Transportation system is always depended on various factors. Most of the common factors of transportation are time, profit, budget, deterioration, carbon emission, purchasing cost, selling price, fixed-charge, etc. Since all the data are collected from real-world application, therefore there exist some complexity, restriction and uncertainty. The aim of the transportation problem is to overcome such complexity under neutrosophic environment and to determine the compromise solution. Here we take all the data as NNs. Carbon emission is included here to save the environment and we see that this improves the profit, as well as reduces the air pollution. Three methods, namely FP, NLP and GCM, have been executed to obtain the compromise solutions by solving the MOTP. Out of which NLP has provided the best solution by maximizing the truth-membership value, the indeterminacy-membership value and minimizing falsity-membership value. The method is very simple, suitable and applicable for multi-objective decision making problem. Fuzzy set and IFS only find the uncertainty with membership and non-membership value, but neutrosophic system adds an extra important aspect as indeterminacy membership value which is independent on membership and non-membership values. Therefore neutrosophic system is more reliable than fuzzy system or IFS for clearly defining the incomplete and indeterminate information on real-life problems. The applicability of the proposed approach has been clarified through a real-life example. Moreover, the stable ranges of some parameters have been revealed by the sensitivity analysis. Finally, some decisions regarding the budget and carbon emission during transportation have been discussed which can be very helpful to organizations or companies for resolving the economical and environmental issues.

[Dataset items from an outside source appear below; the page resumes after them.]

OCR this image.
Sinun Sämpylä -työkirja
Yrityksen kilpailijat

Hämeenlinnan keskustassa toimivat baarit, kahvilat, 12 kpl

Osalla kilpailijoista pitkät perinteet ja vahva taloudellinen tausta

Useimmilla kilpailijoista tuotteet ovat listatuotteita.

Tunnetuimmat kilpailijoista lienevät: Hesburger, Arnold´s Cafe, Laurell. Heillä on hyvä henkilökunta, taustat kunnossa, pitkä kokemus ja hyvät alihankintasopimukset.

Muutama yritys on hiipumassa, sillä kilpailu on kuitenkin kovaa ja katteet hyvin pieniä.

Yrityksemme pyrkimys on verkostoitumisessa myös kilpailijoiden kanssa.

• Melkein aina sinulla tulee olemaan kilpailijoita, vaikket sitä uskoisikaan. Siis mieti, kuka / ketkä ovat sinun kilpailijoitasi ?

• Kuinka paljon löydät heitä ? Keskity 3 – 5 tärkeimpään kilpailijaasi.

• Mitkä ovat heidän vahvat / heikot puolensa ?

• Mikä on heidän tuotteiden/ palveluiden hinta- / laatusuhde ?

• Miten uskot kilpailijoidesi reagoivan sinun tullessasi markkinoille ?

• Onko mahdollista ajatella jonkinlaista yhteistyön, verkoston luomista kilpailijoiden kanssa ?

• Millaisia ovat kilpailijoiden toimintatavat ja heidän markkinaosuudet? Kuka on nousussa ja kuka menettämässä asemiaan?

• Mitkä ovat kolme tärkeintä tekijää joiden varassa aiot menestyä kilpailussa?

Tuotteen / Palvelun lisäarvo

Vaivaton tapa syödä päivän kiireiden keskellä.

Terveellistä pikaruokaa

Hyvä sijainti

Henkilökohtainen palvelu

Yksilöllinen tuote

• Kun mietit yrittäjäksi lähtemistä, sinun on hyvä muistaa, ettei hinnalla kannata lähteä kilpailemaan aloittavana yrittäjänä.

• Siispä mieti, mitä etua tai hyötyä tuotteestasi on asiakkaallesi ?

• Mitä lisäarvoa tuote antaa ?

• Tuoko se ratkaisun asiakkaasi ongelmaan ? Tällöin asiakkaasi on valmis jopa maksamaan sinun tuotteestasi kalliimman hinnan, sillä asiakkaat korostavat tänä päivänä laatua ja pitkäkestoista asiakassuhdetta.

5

In future scope of research, neutrosophic system can be extended as bipolar-neutrosophic system and can be applied for linear or nonlinear problem. Also carbon emission system will be taken as cap and trade policy with neutrosophic number. Neutrosophic programming with neutrosophic number can be applied in fractional problem or multi-item transportation. Different uncertainties such as type-2 neutrosophic, type-2 uncertain variable, uncertain-random, type-2 intuitionistic fuzzy, Pythagorean fuzzy or Pythagorean hesitant fuzzy (Ghosh et al. 2022) can be developed in the proposed model. Furthermore, several heuristics, meta-heuristics and hybrid methods can be developed to solve the large instances of our proposed problem.